Selesai menyuci muka, aku bersama dengan bu Hartono berjalan menuju makam. Kudengar bu Hartono bercerita tentang kronologi tenggelamnya kakak beradik itu.
Malam itu Shiddiq membawa adiknya berobat ke kampung sebelah. Mereka harus melewati sungai untuk sampai di kampung sebelah, sialnya sungai itu terlalu deras airnya untuk dilewati oleh anak umur delapan tahun dengan beban tidak hanya dirinya sendiri, tetapi seorang adik berumur enam tahun pula.
Saat itulah mungkin Shiddiq dan adiknya terbawa arus sungai sampai tenggelam.
Aku sangat miris mendengar penjelasan itu, aku juga merasa sangat kesal pada bantuan medis yang tak kunjung datang itu. Andai saja bantuan itu datang lebih cepat, mungkin Shiddiq kecil tidak harus melewati sungai itu dan mungkin dia masih akan tetap berkumpul bersama kami sekarang.

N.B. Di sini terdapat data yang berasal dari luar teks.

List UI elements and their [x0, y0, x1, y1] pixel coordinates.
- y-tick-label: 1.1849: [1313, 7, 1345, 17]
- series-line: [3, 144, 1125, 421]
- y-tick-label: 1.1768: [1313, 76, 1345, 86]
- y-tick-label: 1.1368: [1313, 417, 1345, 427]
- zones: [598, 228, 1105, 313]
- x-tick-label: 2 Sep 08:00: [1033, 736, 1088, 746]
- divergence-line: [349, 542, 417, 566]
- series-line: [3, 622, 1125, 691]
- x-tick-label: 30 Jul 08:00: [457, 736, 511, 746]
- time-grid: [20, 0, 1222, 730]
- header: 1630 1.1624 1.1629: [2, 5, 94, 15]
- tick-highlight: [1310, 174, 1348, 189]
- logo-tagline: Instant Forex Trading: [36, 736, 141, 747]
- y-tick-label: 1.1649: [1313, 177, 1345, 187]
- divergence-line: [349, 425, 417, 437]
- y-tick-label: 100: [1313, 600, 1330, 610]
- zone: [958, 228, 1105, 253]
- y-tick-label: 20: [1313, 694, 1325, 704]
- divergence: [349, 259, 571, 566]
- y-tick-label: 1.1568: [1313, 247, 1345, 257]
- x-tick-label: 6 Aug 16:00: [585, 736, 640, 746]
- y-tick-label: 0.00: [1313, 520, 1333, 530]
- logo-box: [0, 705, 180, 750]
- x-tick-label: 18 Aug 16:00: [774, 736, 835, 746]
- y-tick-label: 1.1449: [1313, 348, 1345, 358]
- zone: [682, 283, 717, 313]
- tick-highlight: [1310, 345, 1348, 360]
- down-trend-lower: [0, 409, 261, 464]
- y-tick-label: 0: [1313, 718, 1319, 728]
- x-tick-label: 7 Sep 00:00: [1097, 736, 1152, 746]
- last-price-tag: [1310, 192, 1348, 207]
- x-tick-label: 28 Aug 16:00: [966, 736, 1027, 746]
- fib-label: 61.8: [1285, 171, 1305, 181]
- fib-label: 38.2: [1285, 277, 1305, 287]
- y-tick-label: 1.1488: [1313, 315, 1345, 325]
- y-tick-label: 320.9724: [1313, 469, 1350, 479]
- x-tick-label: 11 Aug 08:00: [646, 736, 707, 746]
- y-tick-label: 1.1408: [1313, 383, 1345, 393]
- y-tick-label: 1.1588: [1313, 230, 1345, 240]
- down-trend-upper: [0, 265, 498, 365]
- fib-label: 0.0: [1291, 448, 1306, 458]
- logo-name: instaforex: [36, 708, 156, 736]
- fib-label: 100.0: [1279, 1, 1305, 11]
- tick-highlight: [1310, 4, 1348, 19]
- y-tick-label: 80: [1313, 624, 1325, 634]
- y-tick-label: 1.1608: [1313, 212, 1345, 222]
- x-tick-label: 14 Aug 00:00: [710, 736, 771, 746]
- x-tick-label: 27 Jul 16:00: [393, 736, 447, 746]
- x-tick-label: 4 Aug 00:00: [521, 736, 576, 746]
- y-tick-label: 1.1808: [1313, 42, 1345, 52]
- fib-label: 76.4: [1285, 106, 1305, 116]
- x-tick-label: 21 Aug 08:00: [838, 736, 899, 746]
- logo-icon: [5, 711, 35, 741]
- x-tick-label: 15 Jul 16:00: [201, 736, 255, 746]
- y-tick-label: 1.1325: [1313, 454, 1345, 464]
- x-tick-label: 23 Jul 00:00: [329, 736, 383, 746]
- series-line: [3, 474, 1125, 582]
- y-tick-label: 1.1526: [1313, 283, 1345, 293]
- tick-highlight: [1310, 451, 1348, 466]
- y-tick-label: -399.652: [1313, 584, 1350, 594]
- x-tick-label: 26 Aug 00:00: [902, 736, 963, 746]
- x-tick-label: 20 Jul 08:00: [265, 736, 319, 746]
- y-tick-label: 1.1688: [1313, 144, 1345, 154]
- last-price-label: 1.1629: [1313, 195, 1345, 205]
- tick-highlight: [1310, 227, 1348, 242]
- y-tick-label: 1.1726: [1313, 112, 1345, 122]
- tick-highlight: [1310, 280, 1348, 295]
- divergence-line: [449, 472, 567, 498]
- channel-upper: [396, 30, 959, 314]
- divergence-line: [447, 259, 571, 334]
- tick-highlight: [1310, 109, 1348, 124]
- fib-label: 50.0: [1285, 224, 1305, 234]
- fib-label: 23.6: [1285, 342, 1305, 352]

Namun nasi sudah menjadi bubur, apa yang kita rencanakan tidak semuanya sejalan dengan rencana Allah.
Aku ikut mengiring Shiddiq dan Arif ke pembaringan terakhir mereka. Air mataku tumpah di makam itu, aku sedih karena aku tidak bisa melakukan apa-apa untuk  Air mataku tumpah di makam itu, aku sedih karena aku tidak bisa melakukan apa-apa untuk mereka yang sangat membutuhkan.


Seminggu setelah kejadian meninggalnya Shiddiq dan Arif seorang dokter datang dari kota dan tinggal di kampung Senja. Satu bulan kemudian, keadaan kesehatan di kampung senja mulai membaik. Aku sudah mulai bisa lega melihat perbaikan kesehatan mereka. Setidaknya Shiddiq dan Arif masihlah menjadi pahlawan desa ini. Betapa beruntungnya aku bertemu dengan para senja di ufuk timur itu.